Last updated 10 months ago

The clustered data matrix (if clustering has been performed, otherwise the non-clustered data matrix is used) can be visualized by running

TS_plot_DataMatrix

This will produce a colored visualization of the data matrix such as that shown below.

When data is grouped according to a set of distinct keywords and stored as group metadata (using the TS_LabelGroups function), these can also be visualized using TS_plot_DataMatrix('colorGroups',1).

Visualizing the normalized (unclustered) data matrix

Running TS_plot_DataMatrix('norm') plots the data contained in the local file HCTSA_N.mat, yielding:

where black rectangles label missing values, and other values are shown from low (blue) to high (red) after normalization using the scaled outlier-robust sigmoidal transformation. Due to the size of the matrix, operations are not labeled.

Examples of time series segments are shown to the left of the plot, and when the middle plot is zoomed, the time-series annotations remain matched to the data matrix:

Visualizing the clustered data matrix

It can be useful to display the matrix with the order of time series and operations preserved, but the relationships between rows and columns can be difficult to visualize when ordered randomly.

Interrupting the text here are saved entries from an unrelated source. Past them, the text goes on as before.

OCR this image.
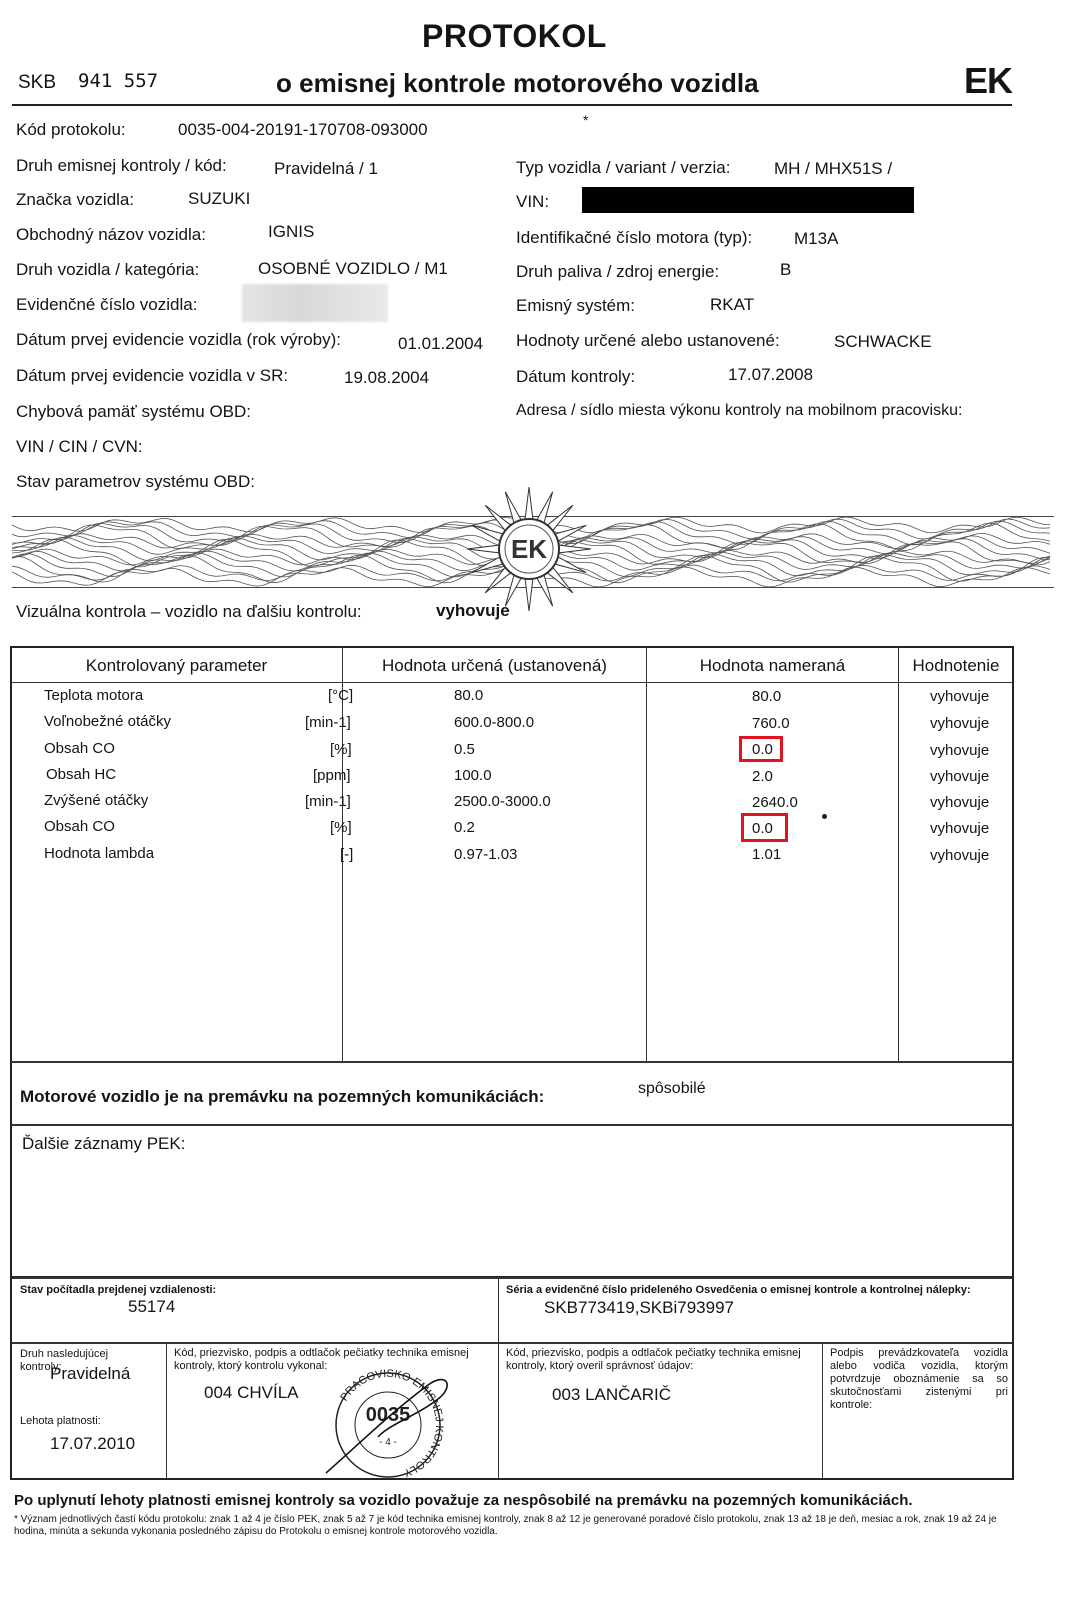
PROTOKOL
SKB 941 557	o emisnej kontrole motorového vozidla	EK
Kód protokolu:	0035-004-20191-170708-093000
Druh emisnej kontroly / kód:	Pravidelná / 1
Značka vozidla:	SUZUKI
Obchodný názov vozidla:	IGNIS
Druh vozidla / kategória:	OSOBNÉ VOZIDLO / M1
Evidenčné číslo vozidla:
Dátum prvej evidencie vozidla (rok výroby):	01.01.2004
Dátum prvej evidencie vozidla v SR:	19.08.2004
Chybová pamäť systému OBD:
VIN / CIN / CVN:
Stav parametrov systému OBD:
Typ vozidla / variant / verzia:	MH / MHX51S /
VIN:
Identifikačné číslo motora (typ): M13A
Druh paliva / zdroj energie:	B
Emisný systém:	RKAT
Hodnoty určené alebo ustanovené:	SCHWACKE
Dátum kontroly:	17.07.2008
Adresa / sídlo miesta výkonu kontroly na mobilnom pracovisku:
*
EK
Vizuálna kontrola – vozidlo na ďalšiu kontrolu:	vyhovuje
Kontrolovaný parameter	Hodnota určená (ustanovená)	Hodnota nameraná	Hodnotenie
Teplota motora	[°C]	80.0	80.0	vyhovuje
Voľnobežné otáčky	[min-1]	600.0-800.0	760.0	vyhovuje
Obsah CO	[%]	0.5	0.0	vyhovuje
Obsah HC	[ppm]	100.0	2.0	vyhovuje
Zvýšené otáčky	[min-1]	2500.0-3000.0	2640.0	vyhovuje
Obsah CO	[%]	0.2	0.0	vyhovuje
Hodnota lambda	[-]	0.97-1.03	1.01	vyhovuje
Motorové vozidlo je na premávku na pozemných komunikáciách:	spôsobilé
Ďalšie záznamy PEK:
Stav počítadla prejdenej vzdialenosti:
55174
Séria a evidenčné číslo prideleného Osvedčenia o emisnej kontrole a kontrolnej nálepky:
SKB773419,SKBi793997
Druh nasledujúcej kontroly:
Pravidelná
Lehota platnosti:
17.07.2010
Kód, priezvisko, podpis a odtlačok pečiatky technika emisnej kontroly, ktorý kontrolu vykonal:
004 CHVÍLA
Kód, priezvisko, podpis a odtlačok pečiatky technika emisnej kontroly, ktorý overil správnosť údajov:
003 LANČARIČ
Podpis prevádzkovateľa vozidla alebo vodiča vozidla, ktorým potvrdzuje oboznámenie sa so skutočnosťami zistenými pri kontrole:
PRACOVISKO EMISNEJ KONTROLY
0035
- 4 -
Po uplynutí lehoty platnosti emisnej kontroly sa vozidlo považuje za nespôsobilé na premávku na pozemných komunikáciách.
* Význam jednotlivých častí kódu protokolu: znak 1 až 4 je číslo PEK, znak 5 až 7 je kód technika emisnej kontroly, znak 8 až 12 je generované poradové číslo protokolu, znak 13 až 18 je deň, mesiac a rok, znak 19 až 24 je hodina, minúta a sekunda vykonania posledného zápisu do Protokolu o emisnej kontrole motorového vozidla.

By running TS_plot_DataMatrix('cl'), the clustering information contained in HCTSA_N.mat is used to reorder the time series and features by similarity (if this information exists, cf. TS_cluster), yielding:

By reordering rows and columns, this representation reveals correlated patterns of outputs across different types of operations, and similar sets of properties between different types of time series.

Example: Incorporating group information

In this example, we consider a set of 20 periodic and 20 noisy periodic signals. We assigned the time series to groups (using TS_LabelGroups('orig',{'periodic','noisy'},'ts')), normalized the data matrix (TS_normalize), and then clustered it (TS_cluster). So now we have a clustered data matrix containing thousands of summaries of each time series, as well as pre-assigned group information as to which time series are periodic and which are noisy. When the time series have been assigned to groups , this can be accessed by setting the second input to 1:

TS_plot_DataMatrix('cl','colorGroups',false); % don't color according to group labels
TS_plot_DataMatrix('cl','colorGroups',true); % color according to group labels

producing the following two plots:

When group information is not used (the left plot), the data is visualized in the default blue/yellow/red color scheme, but when the assigned groups are colored (right plot), we see that the clustered dataset separates perfectly into the periodic (green) and noisy (blue) time series, and we can visualize the features that contribute to the separation.